The Court further stated:
'We need not determine what is the local law, for the federal statutes upon which reliance is placed require only that, in condemnation proceedings, a federal court shall adopt the forms and methods of procedure afforded by the law of the State in which the court sits. They do not, and could not, affect questions of compensation -- grounded upon the Constitution of the United States.'
In Western Union Telegraph Co. v. Pennsylvania Railroad Co., 195 U.S. 540, 570, 25 S. Ct. 133, 141, 49 L. Ed. 312, 1 Ann.Cas. 517, the Court, in its opinion, stated:
'And it is held in Pennsylvania 'that a railway company is a purchaser, in consideration of public accommodation and convenience, of the exclusive possession of the ground paid for to the proprietors of it.' Philadelphia & R.R. Co. v. Hummell, 44 Pa. 375, 84 Am.Dec. 457. It is 'a fee in the surface and so much beneath as may be necessary for support. * * * But whatever it may be called, it is, in substance, an interest in the land, special and exclusive in its nature.' Pennsylvania S. Valley R. Co. v. Reading Paper Mills, 149 Pa. 18, 4 A. 205; Philadelphia v. Ward, 174 Pa. 45, 34 A. 458; Pittsburgh, Ft. W. & Co.O.R. Co. v. Pett, 152 Pa. 488, 19 L.R.A. 467, 25 A. 612.

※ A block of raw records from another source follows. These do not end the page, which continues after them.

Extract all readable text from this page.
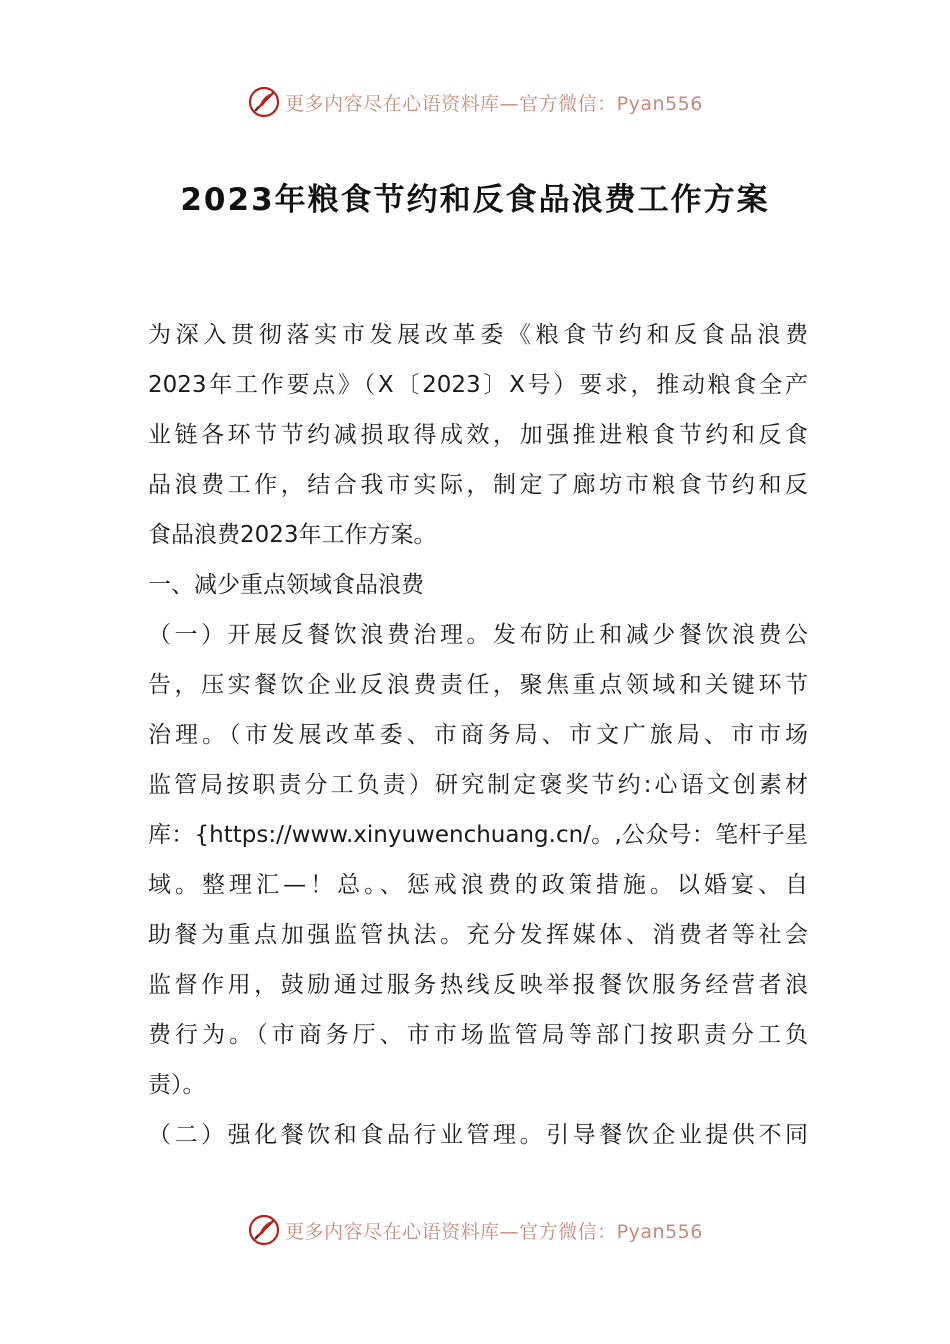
更多内容尽在心语资料库—官方微信：Pyan556
2023年粮食节约和反食品浪费工作方案
为深入贯彻落实市发展改革委《粮食节约和反食品浪费
2023年工作要点》（X〔2023〕X号）要求，推动粮食全产
业链各环节节约减损取得成效，加强推进粮食节约和反食
品浪费工作，结合我市实际，制定了廊坊市粮食节约和反
食品浪费2023年工作方案。
一、减少重点领域食品浪费
（一）开展反餐饮浪费治理。发布防止和减少餐饮浪费公
告，压实餐饮企业反浪费责任，聚焦重点领域和关键环节
治理。（市发展改革委、市商务局、市文广旅局、市市场
监管局按职责分工负责）研究制定褒奖节约:心语文创素材
库：{https://www.xinyuwenchuang.cn/。,公众号：笔杆子星
域。整理汇—！总。、惩戒浪费的政策措施。以婚宴、自
助餐为重点加强监管执法。充分发挥媒体、消费者等社会
监督作用，鼓励通过服务热线反映举报餐饮服务经营者浪
费行为。（市商务厅、市市场监管局等部门按职责分工负
责）。
（二）强化餐饮和食品行业管理。引导餐饮企业提供不同
更多内容尽在心语资料库—官方微信：Pyan556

'A railroad's right of way has, therefore, the substantiality of the fee, and it is private property even to the public, on all else but an interest and benefit in its uses. It cannot be appropriated in whole or in part except upon the payment of compensation. In other words, it is entitled to the protection of the Constitution, and in the precise manner in which protection is given.'
In Woodville v. United States, 10 Cir., 152 F.2d 735, 737, 738, the Court, in its opinion, stated:
'We know of no case that has held that the ejectment, so to speak, of a railroad from its right of way by the sovereign under the superior power of eminent domain constitutes an abandonment so as to work a forfeiture of the estate. The authorities contain a great deal of discussion as to the nature of the estate of an easement for railroad right of way purposes. They variously designate such an estate as a qualified, base, or determinable fee. The authorities are not in agreement whether such an estate is determinable upon condition subsequent or whether it is a fee upon conditional limitation. We think that such an estate constitutes a base fee. Oklahoma has held that such an estate is a fee determinable upon condition subsequent. In our opinion it is not necessary to determine whether the estate in question is a fee determinable upon condition subsequent or a fee upon conditional limitation. * * *
'We accordingly conclude that the condemnation of the railroad company's right of way by the government made impossbile the continued fulfillment of the condition of the railroad right of way grant. Performance of the condition was therefore excused as being involuntary on the part of the grantee and no forfeiture of the estate resulted.'
In Texas v. Harris County, 5 Cir., 158 F.2d 861, 864, the Government condemned certain land in which the Navigation District had full title thereto excepting certain rights retained by the State of Texas. The State contended that the condemnation proceeding caused a reverter to the State and that the State became entitled to receive the entire compensation. The Circuit Court of Appeals in affirming the judgment of the lower court, stated:
'We reject outright the first contention of the State that the condemnation of the land worked an abandonment of the grant to the District and caused a reverter to the State with the result that the State became entitled to receive the compensation awarded for the whole bundle of rights inhering in the ownership of the land and taken in the condemnation. The district did nothing to abandon or forfeit its rights in the property. They continued to be owned by it until they were taken for it in the condemnation proceedings. In the course of those proceedings, there was no interim in time, no interval of space in which the reverter the State evisioned could take place. There is more of metaphysics than of sound common sense in the State's position, that because the taking by the Government was inconsistent with the purposes for which the grant was made to the District, the taking from the District of the rights the State had freely granted to it did not have the effects ordinarily attending a condemnation, (1) of taking from the owner the continued enjoyment of the rights taken, and (2) of obligating the taker to pay the owner their value. To hold, as the State contends, that the taking did not have the normal effect of a condemnation, or acquiring from the District the rights the State had granted it but the abnormal one of extinguishing the District's rights to restore them to the State, and then take from the State the whole bundle of legal rights thus reunited in it, is to split legal hairs with a vengeance.'
I conclude that plaintiff was entitled to recover the fair market value of its interest in the land taken at the time of the taking, that the Railroad Company, at the time of the taking, had the right to use said lands for railroad purposes as long as it desired to do so and therefore, that the measure of damages submitted to the jury was correct.
I have examined the Pennsylvania cases cited in plaintiff's brief and conclude that they do not contravene the rule of damages above set forth.
This action came on for hearing on the motion of plaintiff, The Terminal Coal Company, for a new trial, and after hearing and consideration thereof, the motion is refused.